Matthew Kofi Ocran, an economics professor at University of the Western Cape in South Africa says that even with China’s increased support in developing key infrastructure in countries like Kenya, Ethiopia, Zambia and Zimbabwe the gap is far from being filled.
Ocran suggests that African governments should turn their focus to it capital markets to help it bridge this divide.
“Sourcing funds for huge infrastructure development in Africa has always been fraught with difficulties,” he said in an opinion piece published by Times Live.
“One major challenge is that the multilateral development finance institutions, which are dominated by the rich western countries, often impose stringent policy conditions to loans.”
While international financial institutions like the world Bank, Africa Development Banks and the recent BRICS Development Bank have over the years injected capital in some infrastructure projects, Ocran says “funding required to close the infrastructure gaps is simply not available on the balance sheets”.
“The needs of Africa are also too many, including social needs in health, education and governance, for such institutions to ignore in favor of physical infrastructure projects.

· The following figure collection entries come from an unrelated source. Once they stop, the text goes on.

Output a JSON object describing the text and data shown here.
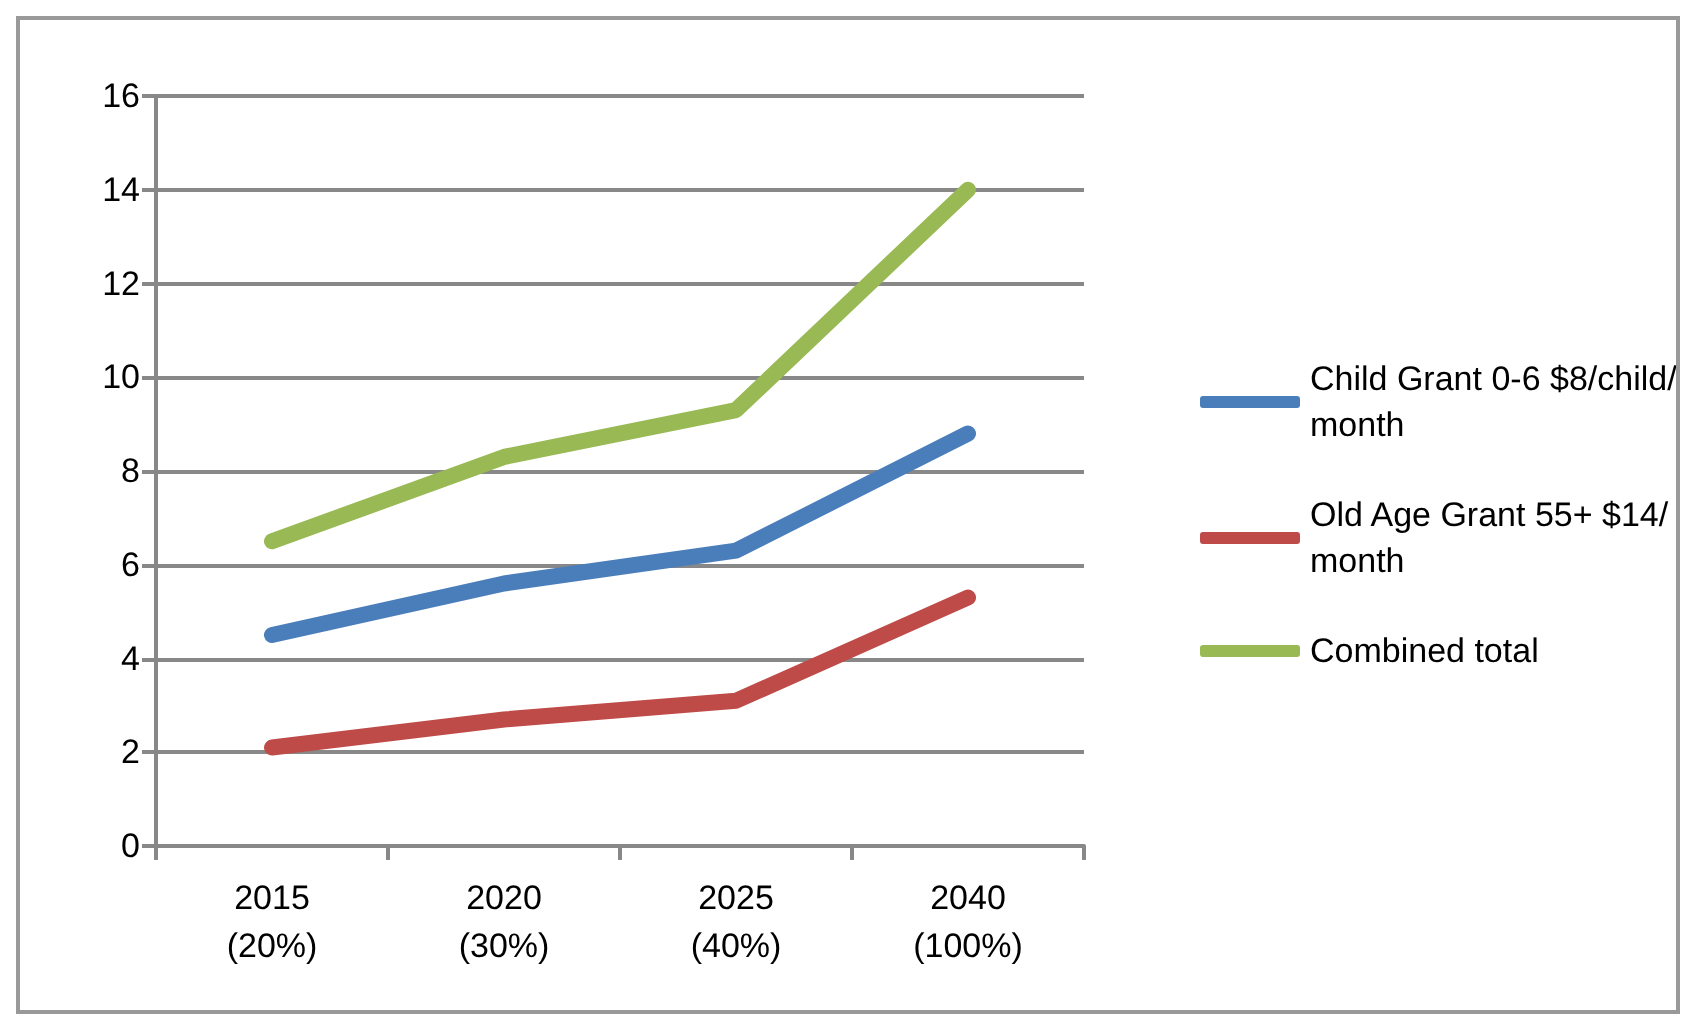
{
  "chart_data": {
    "type": "line",
    "categories": [
      "2015\n(20%)",
      "2020\n(30%)",
      "2025\n(40%)",
      "2040\n(100%)"
    ],
    "series": [
      {
        "name": "Child Grant 0-6 $8/child/month",
        "color": "#4a7ebb",
        "values": [
          4.5,
          5.6,
          6.3,
          8.8
        ]
      },
      {
        "name": "Old Age Grant 55+ $14/month",
        "color": "#be4b48",
        "values": [
          2.1,
          2.7,
          3.1,
          5.3
        ]
      },
      {
        "name": "Combined total",
        "color": "#98b954",
        "values": [
          6.5,
          8.3,
          9.3,
          14.0
        ]
      }
    ],
    "ylim": [
      0,
      16
    ],
    "yticks": [
      0,
      2,
      4,
      6,
      8,
      10,
      12,
      14,
      16
    ],
    "grid": "y",
    "legend": "right",
    "line_style": "solid"
  }
}
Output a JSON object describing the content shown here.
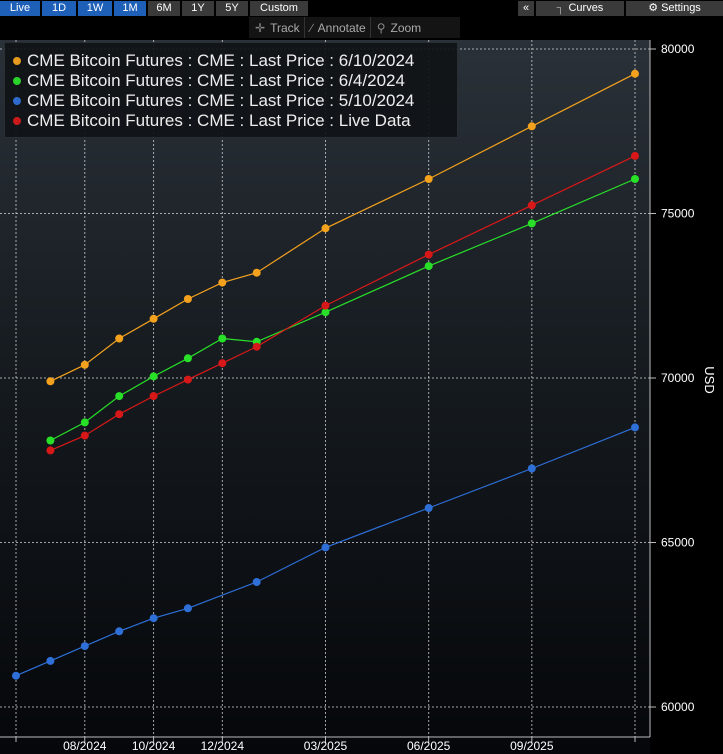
{
  "toolbar": {
    "ranges": [
      {
        "label": "Live",
        "active": true
      },
      {
        "label": "1D",
        "active": true
      },
      {
        "label": "1W",
        "active": true
      },
      {
        "label": "1M",
        "active": true
      },
      {
        "label": "6M",
        "active": false
      },
      {
        "label": "1Y",
        "active": false
      },
      {
        "label": "5Y",
        "active": false
      },
      {
        "label": "Custom",
        "active": false
      }
    ],
    "collapse_label": "«",
    "curves_label": "Curves",
    "settings_label": "Settings",
    "track_label": "Track",
    "annotate_label": "Annotate",
    "zoom_label": "Zoom"
  },
  "chart_data": {
    "type": "line",
    "ylabel": "USD",
    "ylim": [
      59500,
      81000
    ],
    "yticks": [
      60000,
      65000,
      70000,
      75000,
      80000
    ],
    "x_ticks": [
      "08/2024",
      "10/2024",
      "12/2024",
      "03/2025",
      "06/2025",
      "09/2025"
    ],
    "grid": true,
    "legend_position": "top-left",
    "x": [
      "2024-06",
      "2024-07",
      "2024-08",
      "2024-09",
      "2024-10",
      "2024-11",
      "2024-12",
      "2025-03",
      "2025-06",
      "2025-09",
      "2025-12"
    ],
    "series": [
      {
        "name": "CME Bitcoin Futures : CME : Last Price : 6/10/2024",
        "color": "#f4a21e",
        "points": [
          [
            "2024-07",
            69900
          ],
          [
            "2024-08",
            70400
          ],
          [
            "2024-09",
            71200
          ],
          [
            "2024-10",
            71800
          ],
          [
            "2024-11",
            72400
          ],
          [
            "2024-12",
            72900
          ],
          [
            "2025-01",
            73200
          ],
          [
            "2025-03",
            74550
          ],
          [
            "2025-06",
            76050
          ],
          [
            "2025-09",
            77650
          ],
          [
            "2025-12",
            79250
          ]
        ]
      },
      {
        "name": "CME Bitcoin Futures : CME : Last Price : 6/4/2024",
        "color": "#28e028",
        "points": [
          [
            "2024-07",
            68100
          ],
          [
            "2024-08",
            68650
          ],
          [
            "2024-09",
            69450
          ],
          [
            "2024-10",
            70050
          ],
          [
            "2024-11",
            70600
          ],
          [
            "2024-12",
            71200
          ],
          [
            "2025-01",
            71100
          ],
          [
            "2025-03",
            72000
          ],
          [
            "2025-06",
            73400
          ],
          [
            "2025-09",
            74700
          ],
          [
            "2025-12",
            76050
          ]
        ]
      },
      {
        "name": "CME Bitcoin Futures : CME : Last Price : 5/10/2024",
        "color": "#2e6fd8",
        "points": [
          [
            "2024-06",
            60950
          ],
          [
            "2024-07",
            61400
          ],
          [
            "2024-08",
            61850
          ],
          [
            "2024-09",
            62300
          ],
          [
            "2024-10",
            62700
          ],
          [
            "2024-11",
            63000
          ],
          [
            "2025-01",
            63800
          ],
          [
            "2025-03",
            64850
          ],
          [
            "2025-06",
            66050
          ],
          [
            "2025-09",
            67250
          ],
          [
            "2025-12",
            68500
          ]
        ]
      },
      {
        "name": "CME Bitcoin Futures : CME : Last Price : Live Data",
        "color": "#d81818",
        "points": [
          [
            "2024-07",
            67800
          ],
          [
            "2024-08",
            68250
          ],
          [
            "2024-09",
            68900
          ],
          [
            "2024-10",
            69450
          ],
          [
            "2024-11",
            69950
          ],
          [
            "2024-12",
            70450
          ],
          [
            "2025-01",
            70950
          ],
          [
            "2025-03",
            72200
          ],
          [
            "2025-06",
            73750
          ],
          [
            "2025-09",
            75250
          ],
          [
            "2025-12",
            76750
          ]
        ]
      }
    ]
  }
}
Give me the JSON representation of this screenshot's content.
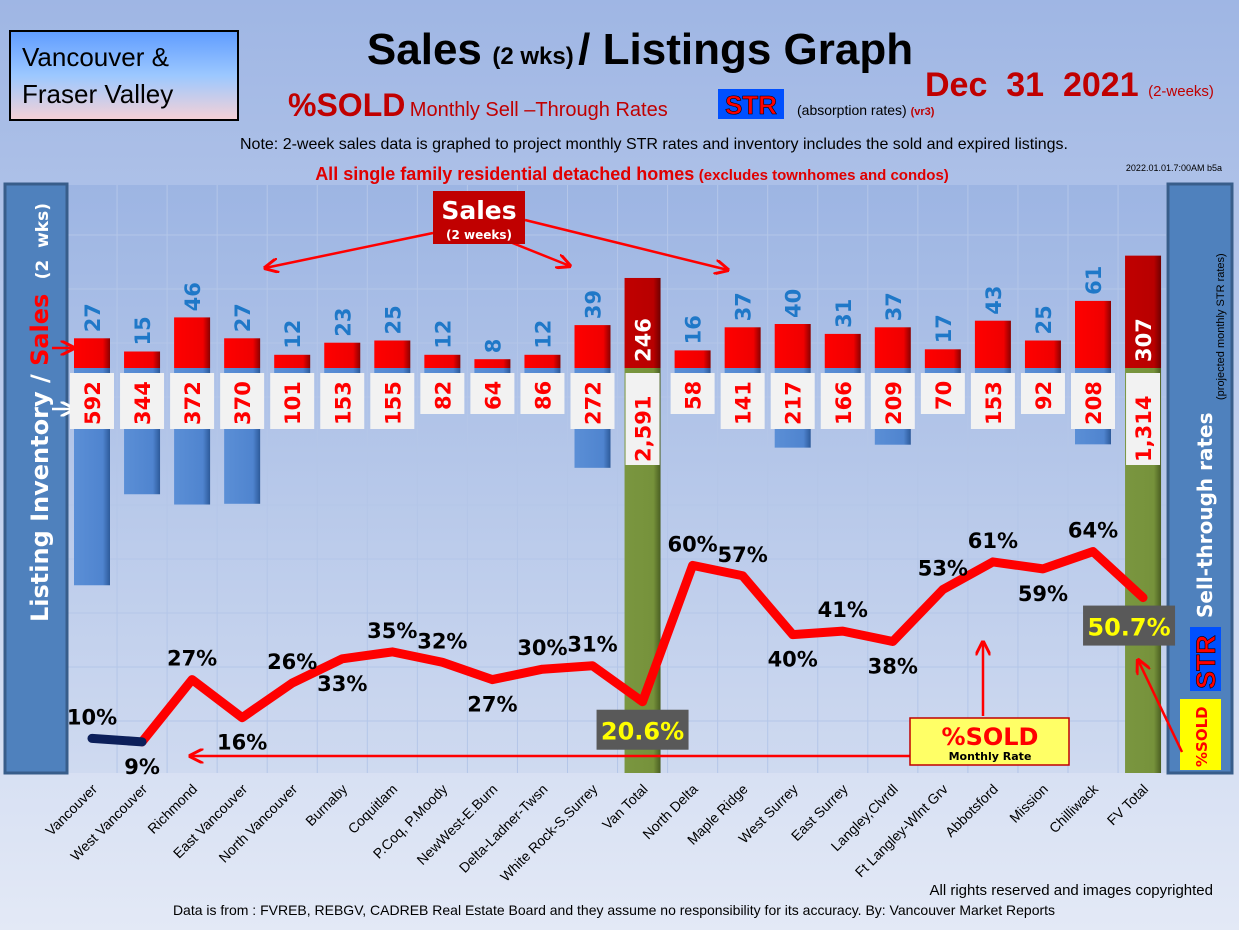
{
  "header": {
    "region_line1": "Vancouver &",
    "region_line2": "Fraser Valley",
    "title_main1": "Sales",
    "title_small": "(2 wks)",
    "title_main2": "/ Listings Graph",
    "date": "Dec  31  2021",
    "date_note": "(2-weeks)",
    "subtitle_sold": "%SOLD",
    "subtitle_rest": "Monthly Sell –Through Rates",
    "str_badge": "STR",
    "absorption": "(absorption rates)",
    "version": "(vr3)",
    "note": "Note: 2-week sales data is graphed to project monthly STR rates and inventory includes the sold and expired listings.",
    "scope": "All single family residential detached homes",
    "scope_note": "(excludes townhomes and condos)",
    "timestamp": "2022.01.01.7:00AM b5a"
  },
  "colors": {
    "sales": "#ff0000",
    "inventory": "#5b8fd6",
    "total": "#77933c",
    "line": "#ff0000",
    "axis_panel": "#4f81bd"
  },
  "chart_data": {
    "type": "bar+line",
    "title": "Sales (2 wks)/ Listings Graph",
    "left_axis_label": {
      "a": "Listing Inventory / ",
      "b": "Sales",
      "c": " (2  wks)"
    },
    "right_axis_label": {
      "a": "Sell-through rates",
      "b": "(projected monthly STR rates)",
      "str": "STR",
      "sold": "%SOLD"
    },
    "categories": [
      "Vancouver",
      "West Vancouver",
      "Richmond",
      "East Vancouver",
      "North Vancouver",
      "Burnaby",
      "Coquitlam",
      "P.Coq, P.Moody",
      "NewWest-E.Burn",
      "Delta-Ladner-Twsn",
      "White Rock-S.Surrey",
      "Van Total",
      "North Delta",
      "Maple Ridge",
      "West Surrey",
      "East Surrey",
      "Langley,Clvrdl",
      "Ft Langley-Wlnt Grv",
      "Abbotsford",
      "Mission",
      "Chilliwack",
      "FV Total"
    ],
    "series": [
      {
        "name": "Sales (2 weeks)",
        "values": [
          27,
          15,
          46,
          27,
          12,
          23,
          25,
          12,
          8,
          12,
          39,
          246,
          16,
          37,
          40,
          31,
          37,
          17,
          43,
          25,
          61,
          307
        ]
      },
      {
        "name": "Listing Inventory",
        "values": [
          592,
          344,
          372,
          370,
          101,
          153,
          155,
          82,
          64,
          86,
          272,
          2591,
          58,
          141,
          217,
          166,
          209,
          70,
          153,
          92,
          208,
          1314
        ]
      },
      {
        "name": "%SOLD Monthly Sell-Through Rate",
        "values": [
          10,
          9,
          27,
          16,
          26,
          33,
          35,
          32,
          27,
          30,
          31,
          20.6,
          60,
          57,
          40,
          41,
          38,
          53,
          61,
          59,
          64,
          50.7
        ]
      }
    ],
    "inventory_labels": [
      "592",
      "344",
      "372",
      "370",
      "101",
      "153",
      "155",
      "82",
      "64",
      "86",
      "272",
      "2,591",
      "58",
      "141",
      "217",
      "166",
      "209",
      "70",
      "153",
      "92",
      "208",
      "1,314"
    ],
    "str_labels": [
      "10%",
      "9%",
      "27%",
      "16%",
      "26%",
      "33%",
      "35%",
      "32%",
      "27%",
      "30%",
      "31%",
      "20.6%",
      "60%",
      "57%",
      "40%",
      "41%",
      "38%",
      "53%",
      "61%",
      "59%",
      "64%",
      "50.7%"
    ],
    "totals": [
      "Van Total",
      "FV Total"
    ],
    "annotations": {
      "sales_box": "Sales",
      "sales_box_sub": "(2 weeks)",
      "sold_box": "%SOLD",
      "sold_box_sub": "Monthly Rate"
    }
  },
  "footer": {
    "rights": "All rights reserved and  images copyrighted",
    "source": "Data is from : FVREB, REBGV, CADREB Real Estate Board and they assume no responsibility for its accuracy. By: Vancouver Market Reports"
  }
}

The truth is that the old approach of countries relying heavily on multilateral and regional development finance institutions to fund infrastructure is unworkable. It is also incapable of closing the huge financing gap,” he said.
“In fact, neither the old nor the new institutions have the risk appetite for the kind of investments needed.”
To solve this Ocran suggests that more African countries need to get sovereign rating and tap the international bond markets for infrastructure funding. According to him, global markets provide a viable source of long term capital
“Local debt markets are shallow or non-existent,” he added.
already 12 sub-Saharan Africa countries have got their ratings, with most of them going for sovereign bonds.
” Countries have to be encouraged to go to international capital markets to raise funds for projects. And these funds should not be used to finance consumption but should be channeled directly into the financing of much-needed economic infrastructure.”